Y: The Last Man, Vol. 2: CyclesY: The Last Man, Vol. 2: Cycles by Brian K. Vaughan
My rating: 5 of 5 stars

The tale of Yorick Brown, the last man on earth, continues with Yorick’s trek across America to help Dr. Mann get back to her lab in San Francisco and find out how Yorick and Ampersand survived the plague. Along the way, they meet a town of women that live in a virtual utopia compared to the rest of the nation. Of course they’ve got a secret they’re trying to hide.

In each of these volumes, Vaughan brings up some interesting points. Dr. Mann points out that, the longer this plague goes on, the more species are becoming extinct. Day flies have a life span of one day. Since they’ve already gone more than a day without any males to mate with, the entire species is already gone. Other animals with short life spans are also extinct. He really thought through the world he created with a lot of attention to detail. It’s admirable.

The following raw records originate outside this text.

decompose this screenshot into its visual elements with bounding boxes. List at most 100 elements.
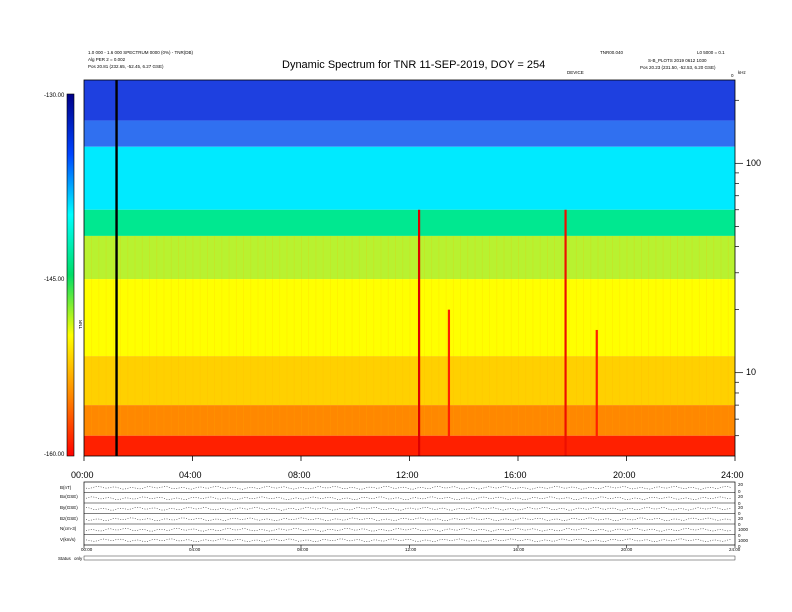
spectrum-streak: [489, 235, 490, 436]
lower-x-tick-label: 12:00: [405, 547, 417, 552]
burst-mark: [595, 329, 598, 456]
lower-right-tick: 0: [738, 489, 741, 494]
spectrum-streak: [192, 235, 194, 436]
spectrum-streak: [416, 235, 418, 436]
spectrum-band: [84, 435, 735, 456]
lower-right-tick: 20: [738, 482, 744, 487]
spectrum-streak: [156, 235, 158, 436]
spectrum-streak: [546, 235, 548, 436]
spectrum-band: [84, 146, 735, 210]
status-label: Status: [58, 556, 71, 561]
spectrum-band: [84, 80, 735, 121]
spectrum-streak: [329, 235, 331, 436]
header-left-line1: 1.0 000 - 1.6 000 SPECTRUM 0000 (0%) - T…: [88, 50, 193, 55]
spectrum-streak: [228, 235, 230, 436]
lower-right-tick: 20: [738, 505, 744, 510]
colorbar-tick-bottom: -160.00: [44, 452, 65, 458]
spectrum-streak: [112, 235, 114, 436]
y-tick-label-100: 100: [746, 158, 762, 168]
spectrum-streak: [91, 235, 93, 436]
spectrum-band: [84, 356, 735, 406]
lower-x-tick-label: 24:00: [729, 547, 741, 552]
spectrum-streak: [301, 235, 302, 436]
header-left-line3: Pos 20.81 (232.65, -52.45, 6.27 GSE): [88, 64, 164, 69]
x-tick-label: 24:00: [721, 470, 744, 480]
spectrum-streak: [98, 235, 100, 436]
spectrum-streak: [322, 235, 324, 436]
lower-right-tick: 0: [738, 544, 741, 549]
lower-panel-label: By(GSE): [60, 505, 78, 510]
spectrum-streak: [272, 235, 273, 436]
x-tick-label: 08:00: [288, 470, 311, 480]
burst-mark: [564, 209, 567, 456]
header-right-line3: S-B_PLOTS 2019 0612 1030: [648, 58, 707, 63]
spectrum-streak: [431, 235, 433, 436]
lower-trace: [85, 507, 732, 511]
x-tick-label: 00:00: [71, 470, 94, 480]
lower-panel-label: Bz(GSE): [60, 516, 78, 521]
spectrum-streak: [481, 235, 483, 436]
spectrum-streak: [185, 235, 187, 436]
spectrum-streak: [633, 235, 635, 436]
lower-right-tick: 20: [738, 516, 744, 521]
lower-x-tick-label: 04:00: [189, 547, 201, 552]
colorbar-label: TNR: [78, 319, 84, 330]
lower-right-tick: 1000: [738, 538, 749, 543]
header-right-line2: L0 5000 = 0.1: [697, 50, 725, 55]
header-corner-small: kHz: [738, 70, 746, 75]
lower-panel-label: B(nT): [60, 485, 72, 490]
lower-trace: [85, 538, 732, 543]
spectrum-streak: [315, 235, 317, 436]
header-center-small: DEVICE: [567, 70, 584, 75]
spectrum-streak: [445, 235, 447, 436]
spectrogram-plot: [83, 79, 736, 457]
spectrum-streak: [351, 235, 353, 436]
lower-panel-label: N(cm-3): [60, 526, 77, 531]
spectrum-band: [84, 279, 735, 357]
spectrum-streak: [568, 235, 570, 436]
spectrum-streak: [409, 235, 411, 436]
status-bar: [83, 555, 736, 561]
lower-trace: [85, 486, 732, 490]
spectrum-streak: [677, 235, 679, 436]
spectrum-streak: [127, 235, 129, 436]
spectrum-streak: [554, 235, 556, 436]
spectrum-streak: [344, 235, 346, 436]
spectrum-streak: [141, 235, 143, 436]
spectrum-streak: [286, 235, 288, 436]
lower-x-tick-label: 08:00: [297, 547, 309, 552]
spectrum-streak: [518, 235, 519, 436]
spectrum-streak: [467, 235, 469, 436]
spectrum-streak: [178, 235, 179, 436]
spectrum-streak: [510, 235, 512, 436]
lower-x-tick-label: 00:00: [81, 547, 93, 552]
spectrum-streak: [706, 235, 707, 436]
spectrum-streak: [163, 235, 165, 436]
lower-right-tick: 0: [738, 522, 741, 527]
spectrum-streak: [293, 235, 295, 436]
spectrum-streak: [583, 235, 584, 436]
lower-right-tick: 0: [738, 533, 741, 538]
spectrum-streak: [279, 235, 281, 436]
spectrum-streak: [496, 235, 498, 436]
spectrum-streak: [235, 235, 237, 436]
spectrum-streak: [120, 235, 121, 436]
spectrum-streak: [366, 235, 367, 436]
spectrum-streak: [214, 235, 216, 436]
spectrum-streak: [257, 235, 259, 436]
spectrum-streak: [561, 235, 563, 436]
x-tick-label: 16:00: [504, 470, 527, 480]
spectrum-streak: [720, 235, 722, 436]
spectrum-streak: [452, 235, 454, 436]
spectrum-streak: [250, 235, 252, 436]
x-tick-label: 12:00: [396, 470, 419, 480]
lower-panel-label: V(km/s): [60, 537, 76, 542]
colorbar-tick-top: -130.00: [44, 93, 65, 99]
spectrum-streak: [641, 235, 642, 436]
colorbar-rect: [66, 93, 75, 457]
spectrum-streak: [626, 235, 628, 436]
lower-trace: [85, 496, 732, 500]
spectrum-streak: [206, 235, 208, 436]
spectrum-streak: [525, 235, 527, 436]
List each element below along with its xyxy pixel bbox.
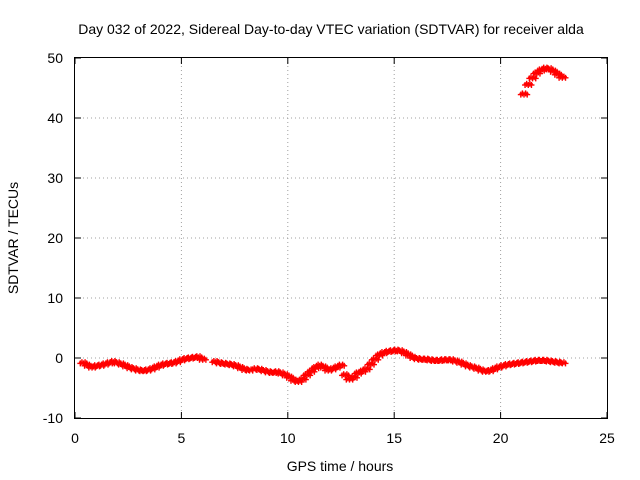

Yorick, Ampersand, 355, and Dr. Mann also run into a group of radicals: the Daughters of the Amazon, who believe that the plague was nature’s way of getting rid of the weaker male half of the species. This group is trying to hunt down and kill Yorick in order to wipe out the males completely. But one of their number is conflicted about pursuing him, for very personal reasons.

It’s hard to review these volumes on their own, especially as they’re all kind of blurring together in my memory. This is a credit to Vaughan’s ability to maintain the flow of his story, and to keep the reader captivated.